Dresden, not Potter. I write contemporary fantasy, Fantastic America and Midwestern Magicians along with a bunch of short stories starring secondary characters from the novels. Jim Butcher also wrote his Dresden Files series as contemporary fantasies. I’ve avoided reading the series while I fleshed out the nuts and blots of my magic system and how my characters interact with magic in general to prevent the sincerest form of flattery I know from creeping into my books. I’m glad I waited, Butcher’s magic isn’t like mine in the broadest sense, his rules are different from mine, his magic is a permanent fixture in Dresden’s world, and I’ve invested enough time and effort that our worlds will never be confused for the other’s. But there are some points where we do cross paths along the way, and that’s ok.
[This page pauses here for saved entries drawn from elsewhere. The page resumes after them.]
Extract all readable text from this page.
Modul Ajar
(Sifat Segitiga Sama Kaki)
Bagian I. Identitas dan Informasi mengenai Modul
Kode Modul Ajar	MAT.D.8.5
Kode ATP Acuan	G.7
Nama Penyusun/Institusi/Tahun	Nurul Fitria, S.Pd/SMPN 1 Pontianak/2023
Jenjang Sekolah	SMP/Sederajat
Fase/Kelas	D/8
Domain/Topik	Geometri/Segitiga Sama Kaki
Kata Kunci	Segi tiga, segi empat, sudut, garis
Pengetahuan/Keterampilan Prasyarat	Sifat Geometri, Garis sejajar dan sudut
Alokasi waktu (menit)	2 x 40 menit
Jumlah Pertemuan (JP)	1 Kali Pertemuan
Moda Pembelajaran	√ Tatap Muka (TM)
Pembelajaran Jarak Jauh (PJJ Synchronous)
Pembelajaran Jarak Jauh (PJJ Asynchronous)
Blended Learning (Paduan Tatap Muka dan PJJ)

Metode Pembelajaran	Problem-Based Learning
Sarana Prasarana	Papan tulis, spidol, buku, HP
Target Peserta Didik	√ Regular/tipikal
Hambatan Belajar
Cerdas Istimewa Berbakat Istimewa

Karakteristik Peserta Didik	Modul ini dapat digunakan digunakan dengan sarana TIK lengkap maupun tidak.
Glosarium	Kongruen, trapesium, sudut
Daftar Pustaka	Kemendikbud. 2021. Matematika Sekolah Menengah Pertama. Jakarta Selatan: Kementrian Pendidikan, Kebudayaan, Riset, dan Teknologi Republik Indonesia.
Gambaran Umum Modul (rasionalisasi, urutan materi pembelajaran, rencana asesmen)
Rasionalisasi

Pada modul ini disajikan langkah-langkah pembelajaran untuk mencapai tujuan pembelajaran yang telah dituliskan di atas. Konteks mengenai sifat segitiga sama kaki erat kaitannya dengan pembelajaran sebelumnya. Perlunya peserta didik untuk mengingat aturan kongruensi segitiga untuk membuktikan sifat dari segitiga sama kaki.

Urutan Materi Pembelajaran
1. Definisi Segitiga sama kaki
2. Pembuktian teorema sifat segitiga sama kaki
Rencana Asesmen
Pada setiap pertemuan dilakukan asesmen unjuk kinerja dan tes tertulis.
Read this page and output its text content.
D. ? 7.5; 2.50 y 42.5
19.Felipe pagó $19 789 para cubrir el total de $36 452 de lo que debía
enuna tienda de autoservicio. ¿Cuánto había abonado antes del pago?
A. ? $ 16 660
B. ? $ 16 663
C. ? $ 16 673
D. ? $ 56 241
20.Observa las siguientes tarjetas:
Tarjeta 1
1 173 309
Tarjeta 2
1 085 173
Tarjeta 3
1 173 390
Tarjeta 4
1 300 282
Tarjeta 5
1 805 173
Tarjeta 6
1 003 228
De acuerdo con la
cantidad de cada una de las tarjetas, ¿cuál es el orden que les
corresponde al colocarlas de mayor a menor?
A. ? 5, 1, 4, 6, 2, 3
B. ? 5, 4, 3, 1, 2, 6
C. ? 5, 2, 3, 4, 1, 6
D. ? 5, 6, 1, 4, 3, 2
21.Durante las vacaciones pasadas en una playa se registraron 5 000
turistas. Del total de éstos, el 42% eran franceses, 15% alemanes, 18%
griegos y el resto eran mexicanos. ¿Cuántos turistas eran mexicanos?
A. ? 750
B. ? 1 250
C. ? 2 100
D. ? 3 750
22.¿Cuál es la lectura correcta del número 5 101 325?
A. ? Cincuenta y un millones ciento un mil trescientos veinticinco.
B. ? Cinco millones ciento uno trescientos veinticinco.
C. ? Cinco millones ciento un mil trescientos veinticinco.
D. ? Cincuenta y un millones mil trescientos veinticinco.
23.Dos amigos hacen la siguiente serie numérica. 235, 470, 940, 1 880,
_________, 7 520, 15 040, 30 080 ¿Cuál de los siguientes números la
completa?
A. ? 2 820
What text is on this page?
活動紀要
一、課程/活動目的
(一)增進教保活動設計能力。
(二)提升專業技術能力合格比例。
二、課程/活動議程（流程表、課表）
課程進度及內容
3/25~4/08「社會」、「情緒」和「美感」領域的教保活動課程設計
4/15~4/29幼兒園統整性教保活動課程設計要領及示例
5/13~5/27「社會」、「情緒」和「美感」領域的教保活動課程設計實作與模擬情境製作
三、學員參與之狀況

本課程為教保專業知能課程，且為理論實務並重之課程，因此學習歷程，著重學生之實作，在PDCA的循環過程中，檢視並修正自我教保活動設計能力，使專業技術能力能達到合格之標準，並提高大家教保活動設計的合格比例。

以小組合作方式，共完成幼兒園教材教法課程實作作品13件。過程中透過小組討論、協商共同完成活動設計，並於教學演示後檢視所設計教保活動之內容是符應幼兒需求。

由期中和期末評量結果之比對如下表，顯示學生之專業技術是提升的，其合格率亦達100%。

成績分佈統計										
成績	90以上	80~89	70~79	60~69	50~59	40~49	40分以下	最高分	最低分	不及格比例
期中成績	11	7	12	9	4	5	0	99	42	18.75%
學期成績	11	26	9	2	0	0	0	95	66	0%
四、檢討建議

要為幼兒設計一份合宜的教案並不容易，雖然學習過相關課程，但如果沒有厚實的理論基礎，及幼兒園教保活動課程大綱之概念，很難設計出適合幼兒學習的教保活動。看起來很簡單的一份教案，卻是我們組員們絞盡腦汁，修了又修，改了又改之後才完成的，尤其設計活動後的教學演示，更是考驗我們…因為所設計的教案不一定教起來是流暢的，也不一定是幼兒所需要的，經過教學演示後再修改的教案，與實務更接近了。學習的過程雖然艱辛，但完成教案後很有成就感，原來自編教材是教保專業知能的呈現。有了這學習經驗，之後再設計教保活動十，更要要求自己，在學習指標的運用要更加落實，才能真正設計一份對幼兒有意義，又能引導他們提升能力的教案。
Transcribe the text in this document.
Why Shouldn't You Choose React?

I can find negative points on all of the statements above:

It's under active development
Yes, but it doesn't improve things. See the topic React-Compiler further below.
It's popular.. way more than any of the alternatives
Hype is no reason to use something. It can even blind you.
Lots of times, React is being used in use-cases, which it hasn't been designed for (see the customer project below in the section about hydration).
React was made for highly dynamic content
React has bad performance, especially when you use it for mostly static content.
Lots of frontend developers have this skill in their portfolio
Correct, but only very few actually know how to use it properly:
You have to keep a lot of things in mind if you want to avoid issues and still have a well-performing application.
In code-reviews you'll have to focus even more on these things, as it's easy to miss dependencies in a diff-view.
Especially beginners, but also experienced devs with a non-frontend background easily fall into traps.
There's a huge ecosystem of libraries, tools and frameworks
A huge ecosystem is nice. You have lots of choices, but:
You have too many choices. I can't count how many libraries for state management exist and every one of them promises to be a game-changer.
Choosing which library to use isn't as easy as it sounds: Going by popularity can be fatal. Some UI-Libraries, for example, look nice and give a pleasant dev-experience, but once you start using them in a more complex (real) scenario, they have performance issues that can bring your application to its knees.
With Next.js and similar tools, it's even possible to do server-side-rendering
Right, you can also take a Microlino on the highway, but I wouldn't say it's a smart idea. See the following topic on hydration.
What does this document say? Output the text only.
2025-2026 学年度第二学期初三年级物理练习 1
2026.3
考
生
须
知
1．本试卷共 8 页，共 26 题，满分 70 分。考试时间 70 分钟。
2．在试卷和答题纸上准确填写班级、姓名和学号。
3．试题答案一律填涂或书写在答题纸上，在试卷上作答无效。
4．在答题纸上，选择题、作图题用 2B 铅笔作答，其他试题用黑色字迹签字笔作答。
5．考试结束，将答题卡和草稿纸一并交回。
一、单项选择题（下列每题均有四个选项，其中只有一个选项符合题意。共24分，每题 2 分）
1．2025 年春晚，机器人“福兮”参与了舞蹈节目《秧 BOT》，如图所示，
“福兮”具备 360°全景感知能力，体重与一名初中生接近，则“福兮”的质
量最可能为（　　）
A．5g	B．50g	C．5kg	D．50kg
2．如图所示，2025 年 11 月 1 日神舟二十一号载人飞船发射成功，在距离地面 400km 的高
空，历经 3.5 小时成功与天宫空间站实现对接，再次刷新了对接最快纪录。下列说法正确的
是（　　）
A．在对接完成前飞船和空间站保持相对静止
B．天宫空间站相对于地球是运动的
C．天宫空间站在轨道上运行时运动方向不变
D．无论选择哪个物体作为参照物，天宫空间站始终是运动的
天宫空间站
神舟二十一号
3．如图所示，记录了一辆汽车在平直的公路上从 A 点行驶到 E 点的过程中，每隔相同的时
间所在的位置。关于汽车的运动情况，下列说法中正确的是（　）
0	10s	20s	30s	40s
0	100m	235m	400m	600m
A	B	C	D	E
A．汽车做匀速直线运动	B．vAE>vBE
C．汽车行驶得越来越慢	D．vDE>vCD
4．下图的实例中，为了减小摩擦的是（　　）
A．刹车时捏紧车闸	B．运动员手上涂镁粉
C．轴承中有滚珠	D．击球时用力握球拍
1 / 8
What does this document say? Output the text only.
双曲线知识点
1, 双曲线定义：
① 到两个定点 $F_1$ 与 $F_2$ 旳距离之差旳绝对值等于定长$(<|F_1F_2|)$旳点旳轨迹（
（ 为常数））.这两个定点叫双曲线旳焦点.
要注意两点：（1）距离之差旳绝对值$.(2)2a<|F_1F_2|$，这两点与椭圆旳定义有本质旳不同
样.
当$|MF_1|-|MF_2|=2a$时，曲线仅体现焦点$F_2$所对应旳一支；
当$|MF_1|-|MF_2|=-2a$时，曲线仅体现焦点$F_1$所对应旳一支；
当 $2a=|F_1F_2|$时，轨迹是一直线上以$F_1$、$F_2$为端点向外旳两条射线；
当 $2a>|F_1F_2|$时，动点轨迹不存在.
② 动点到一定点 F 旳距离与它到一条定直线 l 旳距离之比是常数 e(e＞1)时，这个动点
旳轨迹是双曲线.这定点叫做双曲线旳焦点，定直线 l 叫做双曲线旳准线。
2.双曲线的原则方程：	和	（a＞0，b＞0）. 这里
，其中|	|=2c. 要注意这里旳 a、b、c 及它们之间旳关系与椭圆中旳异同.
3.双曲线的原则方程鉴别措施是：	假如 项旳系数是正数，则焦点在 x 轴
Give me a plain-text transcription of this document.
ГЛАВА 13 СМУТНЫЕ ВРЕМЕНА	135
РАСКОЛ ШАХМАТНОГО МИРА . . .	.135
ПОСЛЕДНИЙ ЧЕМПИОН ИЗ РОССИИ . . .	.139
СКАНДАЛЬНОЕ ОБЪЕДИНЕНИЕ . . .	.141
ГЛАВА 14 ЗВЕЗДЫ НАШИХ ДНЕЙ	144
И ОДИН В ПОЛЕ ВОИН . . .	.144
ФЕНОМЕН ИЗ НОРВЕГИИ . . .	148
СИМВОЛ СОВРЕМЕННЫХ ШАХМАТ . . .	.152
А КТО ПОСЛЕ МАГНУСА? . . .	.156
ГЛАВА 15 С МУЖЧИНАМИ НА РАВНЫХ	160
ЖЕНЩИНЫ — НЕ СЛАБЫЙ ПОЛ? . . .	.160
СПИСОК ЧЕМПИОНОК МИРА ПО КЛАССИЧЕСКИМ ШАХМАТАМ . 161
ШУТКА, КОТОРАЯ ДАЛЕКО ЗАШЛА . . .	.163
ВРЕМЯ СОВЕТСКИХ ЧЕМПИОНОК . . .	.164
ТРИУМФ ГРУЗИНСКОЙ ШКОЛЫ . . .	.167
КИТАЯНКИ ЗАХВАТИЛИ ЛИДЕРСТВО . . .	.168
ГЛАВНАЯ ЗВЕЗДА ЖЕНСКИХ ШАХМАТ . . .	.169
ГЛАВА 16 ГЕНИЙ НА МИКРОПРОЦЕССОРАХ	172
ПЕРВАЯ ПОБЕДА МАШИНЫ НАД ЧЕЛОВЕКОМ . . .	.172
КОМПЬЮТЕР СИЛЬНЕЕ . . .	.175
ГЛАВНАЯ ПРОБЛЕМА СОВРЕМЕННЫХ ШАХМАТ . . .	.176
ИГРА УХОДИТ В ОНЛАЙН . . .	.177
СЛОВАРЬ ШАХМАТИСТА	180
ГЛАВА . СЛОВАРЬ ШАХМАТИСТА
When you’re writing about magic in imaginary people’s lives, there are bound to be some similarities inherent to the words that describe such events, emotions, and story elements.
The lens a reader sees Dresden through is closer, more immediate, and in many ways more raw than I have even thought about showing my characters. That isn’t bad or good, but it is a different perspective and gives me food for thought. Not that I intend to go change anything about my books because of it, but seeing that close deeply personal POV throughout the story does throw you right into the heart of the action. I got to know Harry (and a bit of Butcher too) throughout the course on the night it took me to devour Storm Front.
That’s another good take away, the stream of consciousness Dresden narrates his adventure with made for a real page turner. Not only was I repeatedly surprised by the latest cartoon anvil to fall on poor Harry’s head, but waiting for the next surprise to blow up in his face kept me engrossed in the action. I was disappointed when I reached the end of the book, like the last ride of the night on my favorite ride at the amusement park. Good thing for me, there are twenty some novels in the series, I suppose!